Friday, November 13, 2009

Standardization vs Adaptation

The issue of standardization and adaptation has been a highly debatable and researchable issue in global marketing strategy. Although there are number of factors impact whether an organization should or should not follow a concept of standardization or adaptation in global market strategies, the homogeneity of consumers’ needs and wants across global markets is particularly important. In other words, to be successful in building and sustaining competitive advantage in the global marketplace, the assessment of the rule, either standardization or adaptation, should be done before implementation.

I thought, globalization is transforming the way some products are marketed internationally, but not all. Some companies implement a global strategy that uses similar promotional messages and themes to market the same product around the world (“Standardization”).

However, others find that their products require physical changes so that they suit the taste of consumers in markets abroad (“Adaptation”). Yet, other products need different marketing campaigns to reflect the unique circumstances of local markets. But, how do global managers decide whether standardization or adaptation when implementing their global marketing strategies? In this section, I briefly analyze the impact of globalization on the standardization versus adaptation decision.

In a well-known article, an American researcher [1] argued that the world is becoming standardized and homogeneous, companies should market the same products in the same way in all countries. Technology, he claimed, has been causing people’s needs and preferences to converge throughout the world. Moreover, he urged companies to reduce production and marketing cost by standardizing both physical features of their products and their strategies for marketing them.

Some marketing researchers have encountered that standardization is just one of a number of global marketing strategies. However, I'd argue that standardization is not always the best strategy, particularly in FMCG industries (e.g. personal care), and advise those companies to implement adaptation strategy to adapt local cultures (e.g. Asian cultures or American cultures) while exploiting their unique international images to gain local market share.

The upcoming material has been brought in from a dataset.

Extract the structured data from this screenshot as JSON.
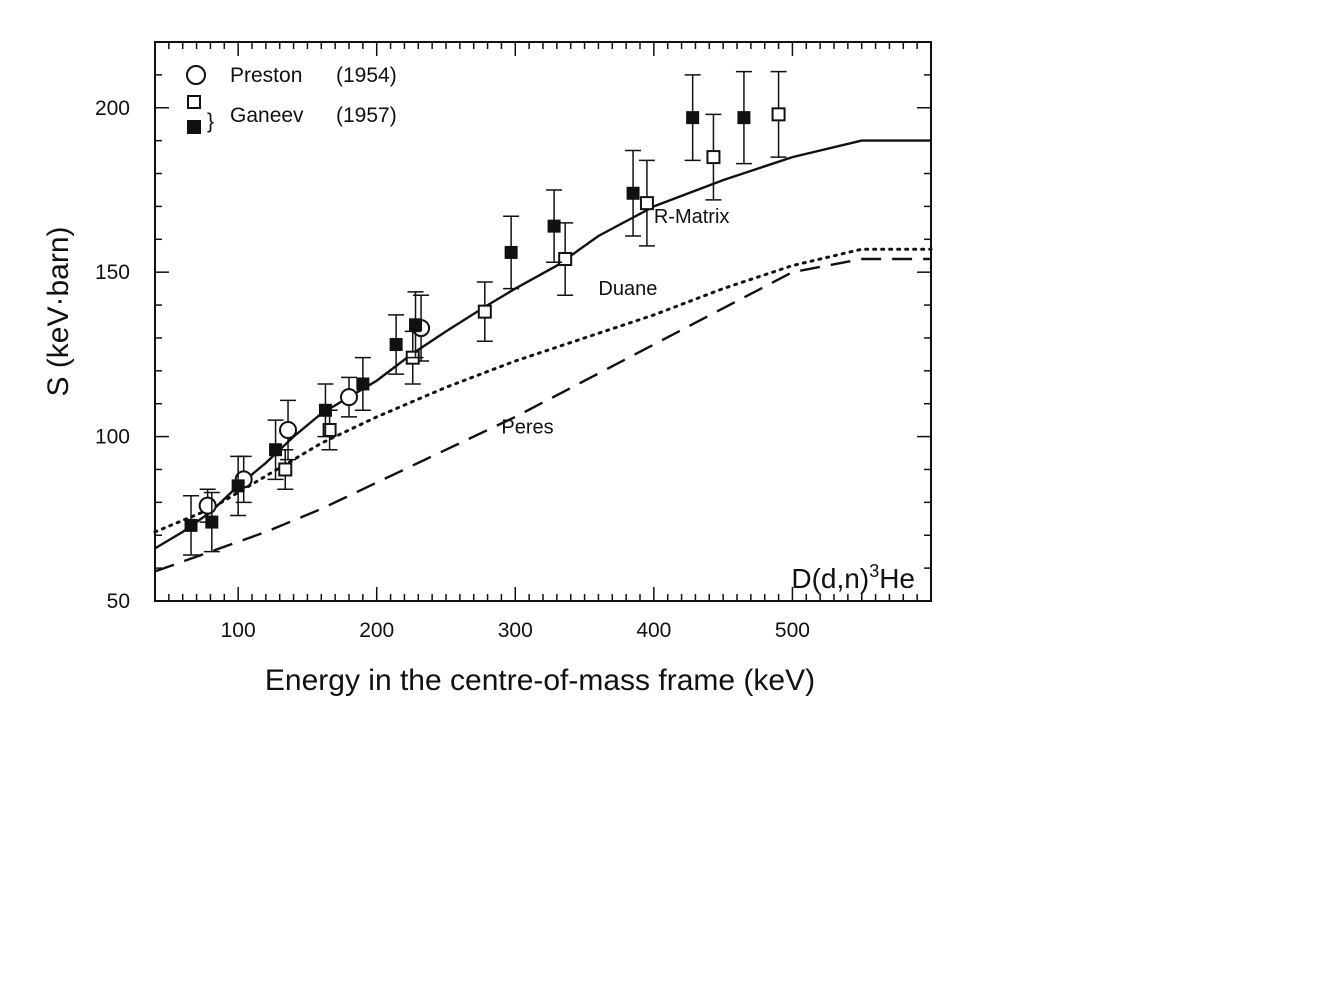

I thought the following considerations, at least, ought to be attended:-

1. Influence of National Business Environment
2. Cultural and Social Factors
3. Language Barriers
4. Religion and Beliefs
5. Laws and Regulations

Despite the academic debate over globalization and the extent to which companies should standardize their marketing activities, I observed that many companies continue to adapt to local conditions. However, adaptation strategy may take the form of only slightly modifying promotional campaigns and at other times it can require the creation of an entirely new product.

The causes of alterations in promotional aspects of marketing strategy can be cultural such as language barriers. They can also be rules and regulations such as requirement to have hotel guest bedrooms indicated direction to Mecca. Other companies are able to reap the rewards of standardization and centralized production in order to ensure the consistent image that can result the ability to sell one product worldwide.

The components of each product should be standardized enough in order to take advantage of economies of scale through decreasing average costs. On the other hand, it remains imperative to provide all the different consumer groups with products that seem to be unique for each of them.

The way our home-grown restaurant chain like Secret Recipe Group acts in the global market seems to combine standardization strategy in order to be cost effectiveness, and at the same time, to emphasize adaptation formulation in a manner that to satisfy consumer tastes. Hence, the global marketing strategies should provide an overall strategy for the company on a global scale, but which also allow the company to make any changes (e.g. to the marketing mix), in order to adapt to local conditions in foreign markets thus realizing this terminology - “Think globally and act locally”.

[1] Lewitt, Theodore, 1983. “The Globalization of Markets”, Harvard Business Review, 61. (May-June).